Aha. And now we arrive at the crux of the matter. The idea that there is no way to use social media such that it becomes a useful craft that can be applied to things that people are about in ways that are rare and valuable. Right. Now that we have that sorted, let's see what his arguments are in favor of that premise.

None, apparently. And this is where this piece falls down. Because it never takes up the idea except in passing, that using social media cannot be, in and of itself, a useful craft and/or a way of applying a craft to things that people care about. In reality, almost no field of human endeavor qualifies as decidedly rare or valuable on its own. Talking to people is neither rare nor valuable. Neither is playing sports, painting pictures or playing poker. Just about everyone can do these things with some basic level of skill, and can learn to do them better. I've done each of them at least once in my life. But certain people, like Hillary Clinton and Rudolf Giuliani have earned millions of dollars for nothing more than getting up on stage and reading a speech that they likely prepared in advance. Likewise, top athletes in certain sports are making seven or eight figures annually, doing more less the same thing that grade and high-school kids do on the field next door to my apartment complex. I once watched a documentary on an artist who threw paint into jet engine exhaust, and allowed it to splash onto a canvas, and could pull down more than $10,000 for a piece - and people are still making art this way. And I suspect that we all know that winning the World Series of Poker can result in some pretty big prizes.
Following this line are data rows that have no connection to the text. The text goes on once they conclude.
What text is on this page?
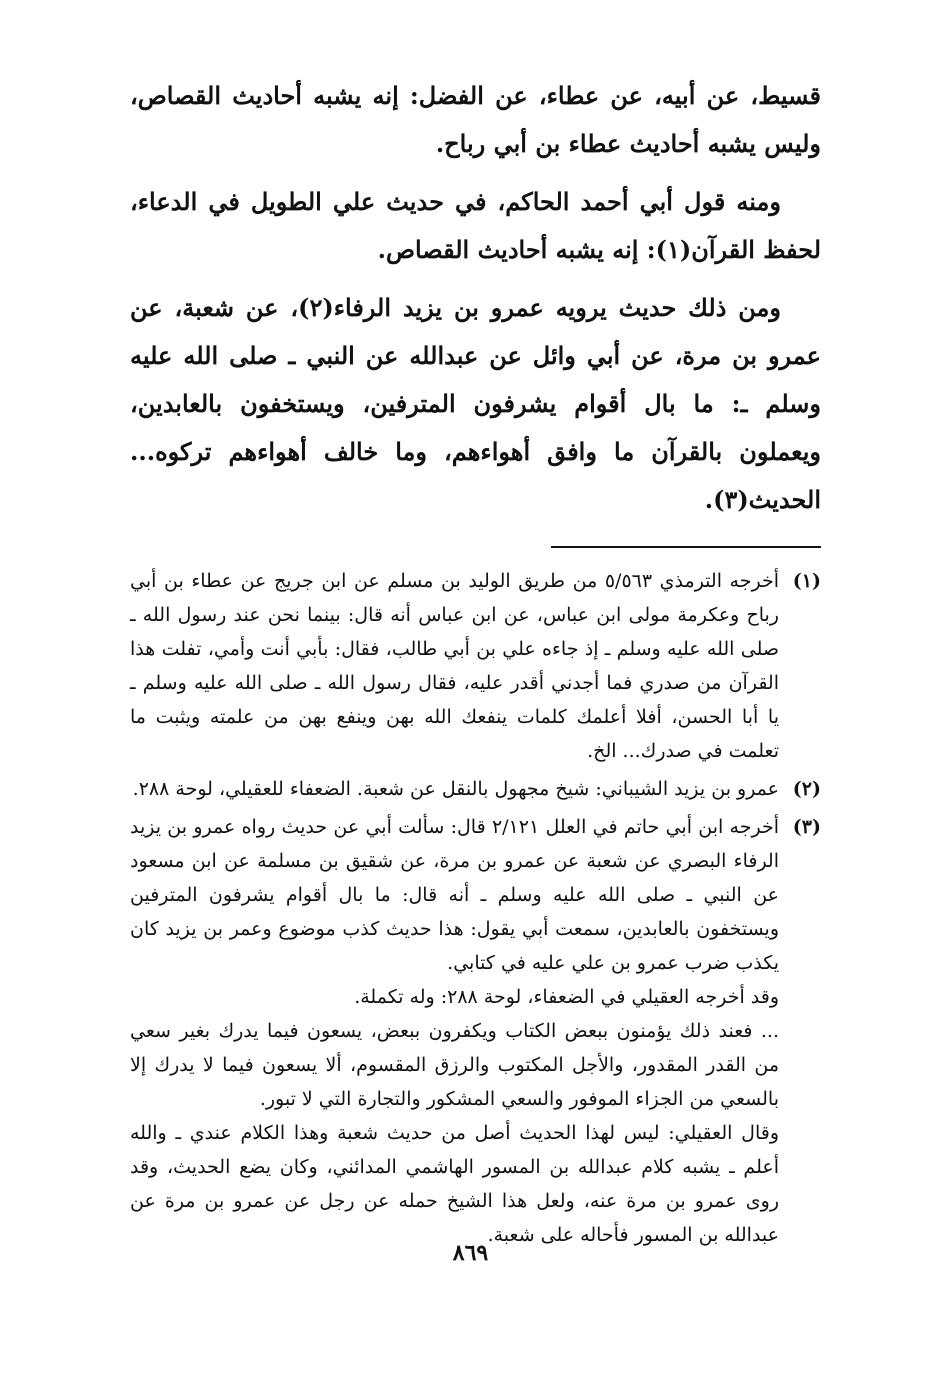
قسيط، عن أبيه، عن عطاء، عن الفضل: إنه يشبه أحاديث القصاص، وليس يشبه أحاديث عطاء بن أبي رباح.

ومنه قول أبي أحمد الحاكم، في حديث علي الطويل في الدعاء، لحفظ القرآن(١): إنه يشبه أحاديث القصاص.

ومن ذلك حديث يرويه عمرو بن يزيد الرفاء(٢)، عن شعبة، عن عمرو بن مرة، عن أبي وائل عن عبدالله عن النبي ـ صلى الله عليه وسلم ـ: ما بال أقوام يشرفون المترفين، ويستخفون بالعابدين، ويعملون بالقرآن ما وافق أهواءهم، وما خالف أهواءهم تركوه... الحديث(٣).

(١)

أخرجه الترمذي ٥/٥٦٣ من طريق الوليد بن مسلم عن ابن جريج عن عطاء بن أبي رباح وعكرمة مولى ابن عباس، عن ابن عباس أنه قال: بينما نحن عند رسول الله ـ صلى الله عليه وسلم ـ إذ جاءه علي بن أبي طالب، فقال: بأبي أنت وأمي، تفلت هذا القرآن من صدري فما أجدني أقدر عليه، فقال رسول الله ـ صلى الله عليه وسلم ـ يا أبا الحسن، أفلا أعلمك كلمات ينفعك الله بهن وينفع بهن من علمته ويثبت ما تعلمت في صدرك... الخ.

(٢)

عمرو بن يزيد الشيباني: شيخ مجهول بالنقل عن شعبة. الضعفاء للعقيلي، لوحة ٢٨٨.

(٣)

أخرجه ابن أبي حاتم في العلل ٢/١٢١ قال: سألت أبي عن حديث رواه عمرو بن يزيد الرفاء البصري عن شعبة عن عمرو بن مرة، عن شقيق بن مسلمة عن ابن مسعود عن النبي ـ صلى الله عليه وسلم ـ أنه قال: ما بال أقوام يشرفون المترفين ويستخفون بالعابدين، سمعت أبي يقول: هذا حديث كذب موضوع وعمر بن يزيد كان يكذب ضرب عمرو بن علي عليه في كتابي.

وقد أخرجه العقيلي في الضعفاء، لوحة ٢٨٨: وله تكملة.

... فعند ذلك يؤمنون ببعض الكتاب ويكفرون ببعض، يسعون فيما يدرك بغير سعي من القدر المقدور، والأجل المكتوب والرزق المقسوم، ألا يسعون فيما لا يدرك إلا بالسعي من الجزاء الموفور والسعي المشكور والتجارة التي لا تبور.

وقال العقيلي: ليس لهذا الحديث أصل من حديث شعبة وهذا الكلام عندي ـ والله أعلم ـ يشبه كلام عبدالله بن المسور الهاشمي المدائني، وكان يضع الحديث، وقد روى عمرو بن مرة عنه، ولعل هذا الشيخ حمله عن رجل عن عمرو بن مرة عن عبدالله بن المسور فأحاله على شعبة.

٨٦٩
What makes the way people speak to audiences, play sports, create paintings or play poker into a useful craft that is applied to things that people care about in a way that makes them rare and valuable is not baked into the activity itself. Like I said, almost anyone can do them, to the degree that being unable to do any of them would likely be counted as a serious handicap. And what the author of the Op-ed, Cal Newport, never does is differentiate the use of social media from these other things - or any other things. Social media is a tool. To say that it is not possible to be skilled enough at using that tool to create "things that matter," is to place it into a very small category.

In the end, what Mr. Newport is really inveighing against is allowing unimportant things to distract us from putting in the 10,000 or however many hours it takes to become really skilled at something, and making sure that you're directing that towards things that other people value enough to pay for. Which is fine; it's perfectly sound advice. But the unique conflation of "social media" with "unproductive distraction" is an assertion that requires more than being stated to be proven. His New York Times piece is simply the latest entry in a long history of people looking down their noses at those who have the temerity to do something that they don't understand, and can't figure out how they themselves would make a living at. And they can't be bothered to find someone who is doing it, and ask them.

Mr. Newport has never had a social media account. Given that he tends to see them as merely gateways to professional ruin, that makes sense. But that doesn't then give one permission to claim that this understanding of social media is based on objective truth, rather than anecdote or personal experience. Because I can find countless stories about people who put everything they had into a particular endeavor, and because they were unable to separate their need to keep themselves entertained from what they hoped would be a lucrative career, they crashed and burned. But that was due to a lack of focus on their part. And while it may have been aided and abetted by their choice of entertainment/career, other people have taken that same paths and succeeded.